7. Following the policy gets in the way of getting work done.
Goes hand in hand with #6. A good security policy exists to enable a business to execute safely, not to stop its flow. If how to follow the policy and still get work done isn’t made clear, the policy won’t be followed consistently. People have deadlines. Education is key.
8. They forget what is and isn’t allowed by a security policy.
If security isn’t on people’s radar, it will tend to be forgotten when the next shiny new technology comes along. Is the policy something seen only once at the time of hire, or possibly not at all (see #3)? Are security policy tenets being distributed frequently, before problems arise? Even with a well-written policy, not all knowledge will permeate the organization through osmosis. How easy is it for people to access the policy, or to get answers to questions about it, when in doubt?
9. The security policy is out of sync with the current environment.
This happens frequently when organizations merge. It is also common for technologies to be introduced to a company without security oversight. Security is known as “the department of ‘No’”. This leads to “asking forgiveness rather than permission”. As the business environment evolves, security policies will tend to lose relevance without committed review and revision.
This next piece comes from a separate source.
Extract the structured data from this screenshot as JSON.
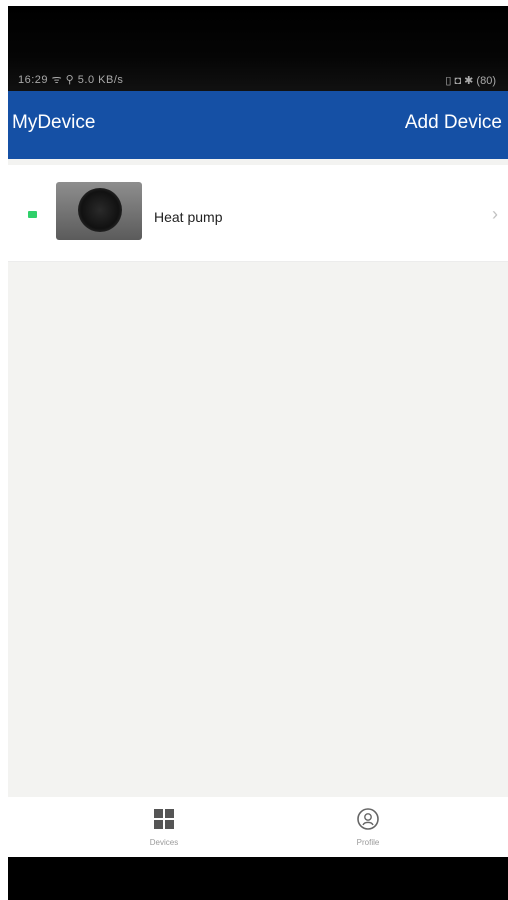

And now, the best reason of all…
10. There is no security policy.
“We’re too small to have a security policy.” “We don’t have time to write a security policy.”
That’s too bad. The speed of the cloud means a security hole can be deployed and magnified at a scale unheard of in the pure hardware days. It’s much easier to take a strong security stance before the environment is full of the dark corners and back alleys of abandoned VMs, stolen or hijacked laptops, offshore teams, terminated employees, services running under terminated employees’ accounts, and the like.
We are entering an age when cyber threats are the greatest threats to critical infrastructure, and our most personal data is no longer treated as our own. Security must be a thread running throughout the fabric of the organization.